On Friday, April 12, 2013, the gold price (in terms of dollars) took a huge hit. It was down over 5% on the day. It closed well below the $1,500 per ounce level. Is this a bearish sign for gold or is it a bearish sign for the U.S. economy?
The stock market didn’t do a lot on the same day, but it was noteworthy that the 10-year yield dropped down to 1.72%.
Some of the explanations for the big drop were that wholesale prices fell and that other reports were raising concerns about the economy. Of course, I’m not sure why the gold market doesn’t react the way the stock market does with bad news. If the economy is bad, that means the Fed will just keep creating more money out of thin air, which should ultimately be good for gold.

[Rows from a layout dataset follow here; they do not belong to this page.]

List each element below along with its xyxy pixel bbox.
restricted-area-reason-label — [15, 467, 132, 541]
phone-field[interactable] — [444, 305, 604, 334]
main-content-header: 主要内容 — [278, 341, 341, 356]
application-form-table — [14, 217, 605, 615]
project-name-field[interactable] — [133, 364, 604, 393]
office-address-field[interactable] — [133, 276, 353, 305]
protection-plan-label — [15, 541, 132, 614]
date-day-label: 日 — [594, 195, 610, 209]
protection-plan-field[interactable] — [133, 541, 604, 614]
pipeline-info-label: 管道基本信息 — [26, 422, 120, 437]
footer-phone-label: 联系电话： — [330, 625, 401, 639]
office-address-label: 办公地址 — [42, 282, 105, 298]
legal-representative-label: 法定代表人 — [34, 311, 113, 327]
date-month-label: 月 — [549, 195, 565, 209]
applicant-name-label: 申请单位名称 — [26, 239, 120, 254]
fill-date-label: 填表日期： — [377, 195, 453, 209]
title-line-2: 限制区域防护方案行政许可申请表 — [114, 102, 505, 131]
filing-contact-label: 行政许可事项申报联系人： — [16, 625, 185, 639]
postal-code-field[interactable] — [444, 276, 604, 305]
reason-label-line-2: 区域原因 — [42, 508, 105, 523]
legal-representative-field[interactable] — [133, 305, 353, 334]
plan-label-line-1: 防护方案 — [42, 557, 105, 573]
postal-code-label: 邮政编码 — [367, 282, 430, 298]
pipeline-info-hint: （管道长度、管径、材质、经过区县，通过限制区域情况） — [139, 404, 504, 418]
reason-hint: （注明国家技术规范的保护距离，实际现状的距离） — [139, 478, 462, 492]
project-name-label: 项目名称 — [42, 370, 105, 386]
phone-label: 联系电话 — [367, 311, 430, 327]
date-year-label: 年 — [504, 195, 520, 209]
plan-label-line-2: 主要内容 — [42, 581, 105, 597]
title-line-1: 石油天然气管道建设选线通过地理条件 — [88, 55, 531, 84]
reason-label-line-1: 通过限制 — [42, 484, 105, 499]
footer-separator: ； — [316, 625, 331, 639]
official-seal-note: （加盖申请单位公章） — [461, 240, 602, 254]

This seems to be an on-going tug-of-war between a recession on the one hand and the Fed’s inflation on the other. Of course, both sides might lose and we may all end up in the mud pit in the middle. We could end up with recessionary conditions, including high unemployment, coupled with high price inflation.
I was thinking that the Fed’s monetary policy would win out in the short run. (It will never win out in the long run. We will eventually get hyperinflation or a severe correction.) The monetary base continues to increase at unprecedented levels. With the huge rise in the stock market, I was thinking we were seeing another artificial boom and that it could last a little while. But with the latest big correction in gold, I am closer to 50/50 now.
With the major correction in gold in one day, coupled with a decreasing yield on treasuries, a near-term recession is looking more likely. I know that we already have recessionary conditions in many ways, but I am referring to an official recession.
I don’t underestimate the power of the Fed to prop things up in the short term. Huge injections of monetary stimulus has its effects. We have seen that with the stock market. It might be enough to overcome an official recession in the near term.
I really think that things will become more clear over the next few months. We may see a quick bounce back in gold and see the artificial boom resume. If, on the other hand, gold keeps going down, I think it is a sign of a deeper recession in the near term.
But even with the latter scenario, that will just mean that Bernanke and the Fed will continue to be aggressive with its monetary policy. This will be bullish for gold ultimately. So either way, I would look at the drop in gold as a buying opportunity. It is just a question of how long it will take to pay off.